Stadtfeind Nr.1
Schreie aus der Menge hoch, und mir wird bewusst, dass Jareds Beine über den Rand des Gebäudes baumeln. »Kommst du gefälligst hoch!«, sage ich und hieve ihn auf die Leiste.
»Wer ist das denn?«, sagt Wayne.
»Jared Goffman«, sagt mein Neffe und streckt eine Hand in Waynes Richtung aus.
»Brads Kind.«
»Das ist mein Privileg«, sagt Jared. »Also, was machen wir jetzt hier oben, außer zwischen dem Vogeldreck von mehreren Jahrzehnten zu sitzen?«
»Ich dachte, ich hätte dir gesagt, an der Treppe auf mich zu warten«, sage ich.

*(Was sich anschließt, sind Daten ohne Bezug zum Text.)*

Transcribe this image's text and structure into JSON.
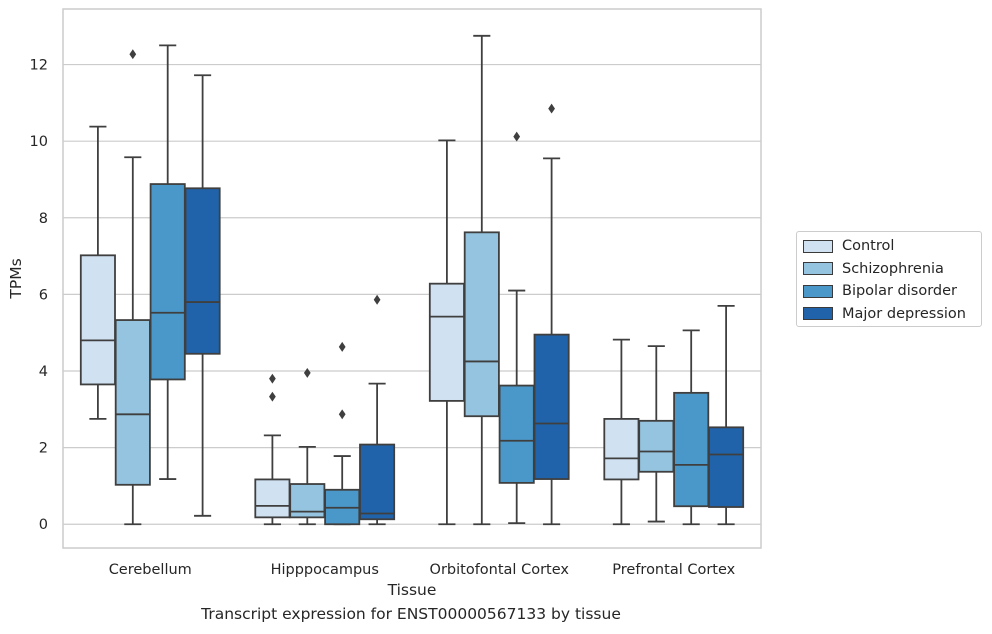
{
  "chart_data": {
    "type": "box",
    "title": "",
    "caption": "Transcript expression for ENST00000567133 by tissue",
    "xlabel": "Tissue",
    "ylabel": "TPMs",
    "ylim": [
      -0.62,
      13.45
    ],
    "yticks": [
      0,
      2,
      4,
      6,
      8,
      10,
      12
    ],
    "grid": true,
    "legend_position": "right",
    "categories": [
      "Cerebellum",
      "Hipppocampus",
      "Orbitofontal Cortex",
      "Prefrontal Cortex"
    ],
    "series": [
      {
        "name": "Control",
        "color": "#d0e1f2",
        "boxes": [
          {
            "whisker_low": 2.75,
            "q1": 3.65,
            "median": 4.8,
            "q3": 7.02,
            "whisker_high": 10.38,
            "outliers": []
          },
          {
            "whisker_low": 0.0,
            "q1": 0.18,
            "median": 0.48,
            "q3": 1.17,
            "whisker_high": 2.32,
            "outliers": [
              3.33,
              3.8
            ]
          },
          {
            "whisker_low": 0.0,
            "q1": 3.22,
            "median": 5.42,
            "q3": 6.28,
            "whisker_high": 10.02,
            "outliers": []
          },
          {
            "whisker_low": 0.0,
            "q1": 1.17,
            "median": 1.72,
            "q3": 2.75,
            "whisker_high": 4.82,
            "outliers": []
          }
        ]
      },
      {
        "name": "Schizophrenia",
        "color": "#94c4df",
        "boxes": [
          {
            "whisker_low": 0.0,
            "q1": 1.03,
            "median": 2.87,
            "q3": 5.33,
            "whisker_high": 9.58,
            "outliers": [
              12.27
            ]
          },
          {
            "whisker_low": 0.0,
            "q1": 0.18,
            "median": 0.33,
            "q3": 1.05,
            "whisker_high": 2.02,
            "outliers": [
              3.95
            ]
          },
          {
            "whisker_low": 0.0,
            "q1": 2.82,
            "median": 4.25,
            "q3": 7.62,
            "whisker_high": 12.75,
            "outliers": []
          },
          {
            "whisker_low": 0.07,
            "q1": 1.37,
            "median": 1.9,
            "q3": 2.7,
            "whisker_high": 4.65,
            "outliers": []
          }
        ]
      },
      {
        "name": "Bipolar disorder",
        "color": "#4a98c9",
        "boxes": [
          {
            "whisker_low": 1.18,
            "q1": 3.78,
            "median": 5.52,
            "q3": 8.88,
            "whisker_high": 12.5,
            "outliers": []
          },
          {
            "whisker_low": 0.0,
            "q1": 0.0,
            "median": 0.43,
            "q3": 0.9,
            "whisker_high": 1.78,
            "outliers": [
              2.87,
              4.63
            ]
          },
          {
            "whisker_low": 0.03,
            "q1": 1.08,
            "median": 2.18,
            "q3": 3.62,
            "whisker_high": 6.1,
            "outliers": [
              10.12
            ]
          },
          {
            "whisker_low": 0.0,
            "q1": 0.47,
            "median": 1.55,
            "q3": 3.43,
            "whisker_high": 5.06,
            "outliers": []
          }
        ]
      },
      {
        "name": "Major depression",
        "color": "#2163aa",
        "boxes": [
          {
            "whisker_low": 0.22,
            "q1": 4.45,
            "median": 5.8,
            "q3": 8.77,
            "whisker_high": 11.72,
            "outliers": []
          },
          {
            "whisker_low": 0.0,
            "q1": 0.13,
            "median": 0.28,
            "q3": 2.08,
            "whisker_high": 3.67,
            "outliers": [
              5.86
            ]
          },
          {
            "whisker_low": 0.0,
            "q1": 1.18,
            "median": 2.63,
            "q3": 4.95,
            "whisker_high": 9.55,
            "outliers": [
              10.85
            ]
          },
          {
            "whisker_low": 0.0,
            "q1": 0.45,
            "median": 1.82,
            "q3": 2.53,
            "whisker_high": 5.7,
            "outliers": []
          }
        ]
      }
    ]
  }
}
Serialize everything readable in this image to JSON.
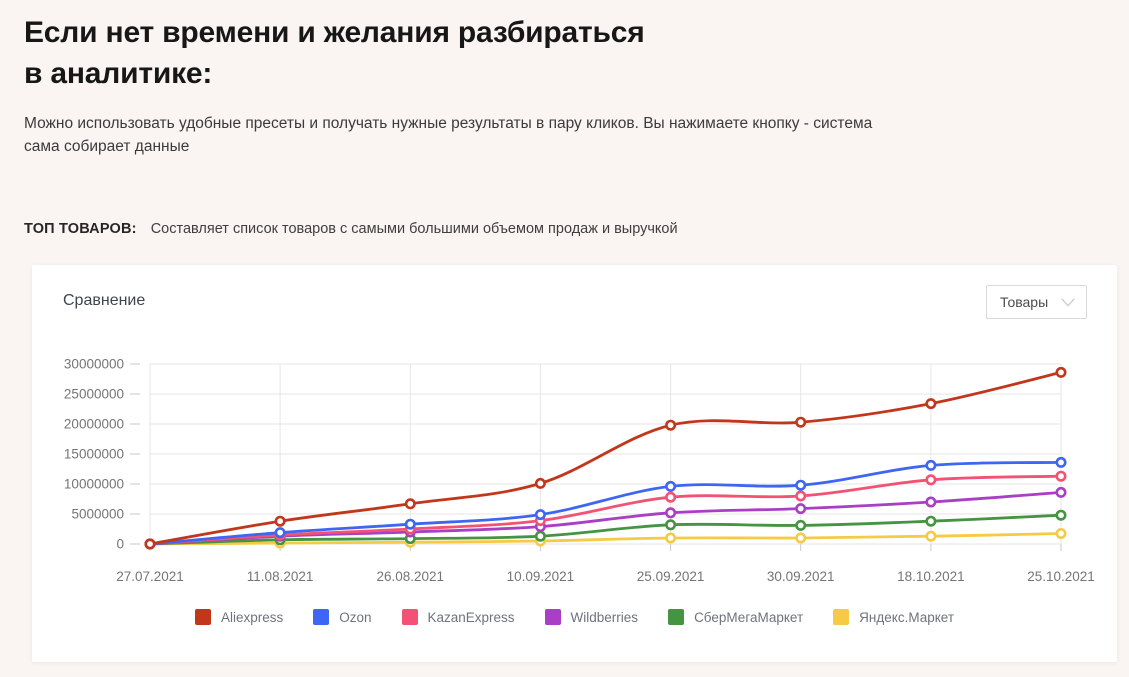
{
  "header": {
    "title_line1": "Если нет времени и желания разбираться",
    "title_line2": "в аналитике:",
    "subtitle": "Можно использовать удобные пресеты и получать нужные результаты в пару кликов. Вы нажимаете кнопку - система сама собирает данные"
  },
  "preset": {
    "label": "ТОП ТОВАРОВ:",
    "description": "Составляет список товаров с самыми большими объемом продаж и выручкой"
  },
  "card": {
    "title": "Сравнение",
    "dropdown": {
      "value": "Товары",
      "icon": "chevron-down-icon"
    }
  },
  "chart_data": {
    "type": "line",
    "curve": "smooth",
    "marker": "open-circle",
    "grid": true,
    "grid_color": "#e6e6e6",
    "tick_color": "#c9c9c9",
    "axis_text_color": "#757575",
    "legend_position": "bottom",
    "x": [
      "27.07.2021",
      "11.08.2021",
      "26.08.2021",
      "10.09.2021",
      "25.09.2021",
      "30.09.2021",
      "18.10.2021",
      "25.10.2021"
    ],
    "ylim": [
      0,
      30000000
    ],
    "ytick_step": 5000000,
    "ytick_labels": [
      "0",
      "5000000",
      "10000000",
      "15000000",
      "20000000",
      "25000000",
      "30000000"
    ],
    "series": [
      {
        "name": "Aliexpress",
        "color": "#c2371c",
        "values": [
          0,
          3800000,
          6700000,
          10100000,
          19800000,
          20300000,
          23400000,
          28600000
        ]
      },
      {
        "name": "Ozon",
        "color": "#3e66f3",
        "values": [
          0,
          1900000,
          3300000,
          4900000,
          9600000,
          9800000,
          13100000,
          13600000
        ]
      },
      {
        "name": "KazanExpress",
        "color": "#f35274",
        "values": [
          0,
          1500000,
          2500000,
          3900000,
          7800000,
          8000000,
          10700000,
          11300000
        ]
      },
      {
        "name": "Wildberries",
        "color": "#a93fc4",
        "values": [
          0,
          1300000,
          2000000,
          2900000,
          5200000,
          5900000,
          7000000,
          8600000
        ]
      },
      {
        "name": "СберМегаМаркет",
        "color": "#459441",
        "values": [
          0,
          700000,
          900000,
          1300000,
          3200000,
          3100000,
          3800000,
          4800000
        ]
      },
      {
        "name": "Яндекс.Маркет",
        "color": "#f5ca45",
        "values": [
          0,
          150000,
          300000,
          500000,
          1000000,
          1000000,
          1300000,
          1750000
        ]
      }
    ]
  }
}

»Ich bin ein Kind. Mir wird schnell langweilig.« Er setzt sich gegen die Kuppel gelehnt neben Wayne und zündet sich eine seiner eigenen Zigaretten an. »Du bist ganz schön krank, was?«, sagt er ernst.
»Kränker geht's nicht«, sagt Wayne.
»Was bist du, dreißig?«
»Vierunddreißig.«
»Verdammt«, sagt Jared aufrichtig. »Das ist aber ein ganz schön großer Bissen aus dem Scheiße-Sandwich.«
Wayne scheint aufrichtig amüsiert von dem Idiom. Ich werfe ihm einen gespielt entschuldigenden Blick zu. »Du weißt ja, was man sagt«, sage ich seufzend. »Die Jugend ist bei den jungen Leuten verschwendet.«
Wayne nickt. »Und das Leben bei den Lebenden.« Er wendet sich an Jared. »Erzähl mir eine von deinen Lieblingssachen.«
»Was meinst du damit?«
Wayne sieht zum Himmel hoch. »Erzähl mir von einem dieser kleinen Schätze des Lebens, ein schlichtes, gedankenloses Vergnügen, das du genießt und dann vergisst.« Er fixiert Jared mit einem grimmigen Blick. »Und denk dran, wenn du Blowjob sagst, schubse ich dich gleich über
diese Leiste.«
Jared zieht nachdenklich an seiner Zigarette. »Manchmal gieße ich etwas Orangensaft in einen Plastikbecher und friere ihn ein, wie Eiswürfel, weißt du? Und dann, wenn man an ihm saugt, saugt man praktisch den ganzen Saft aus dem Eis, sodass das Einzige, was noch übrig ist, dieses ziemlich geschmacklose Stück Eis ist. Aber etwas von dem Saft setzt sich am Boden des Bechers ab, und während man sich zum Boden des Eises durcharbeitet, kann man den Becher immer wieder schräg legen und einen Schluck puren, eiskalten Saft bekommen, und das schmeckt einfach richtig süß, weißt du?« Er sieht uns verlegen an. »Naja, ich weiß, es klingt dämlich, aber du hast schließlich gefragt.«
Wayne lächelt und schließt die Augen. Eine kühle Brise umweht uns, und er schaudert sichtlich. »Das war perfekt«, sagt er. »Und du, Joe?«
Ich denke eine Minute darüber nach und sage dann: »Phoebe Cates.«
»Phoebe Cates«, wiederholt Wayne skeptisch.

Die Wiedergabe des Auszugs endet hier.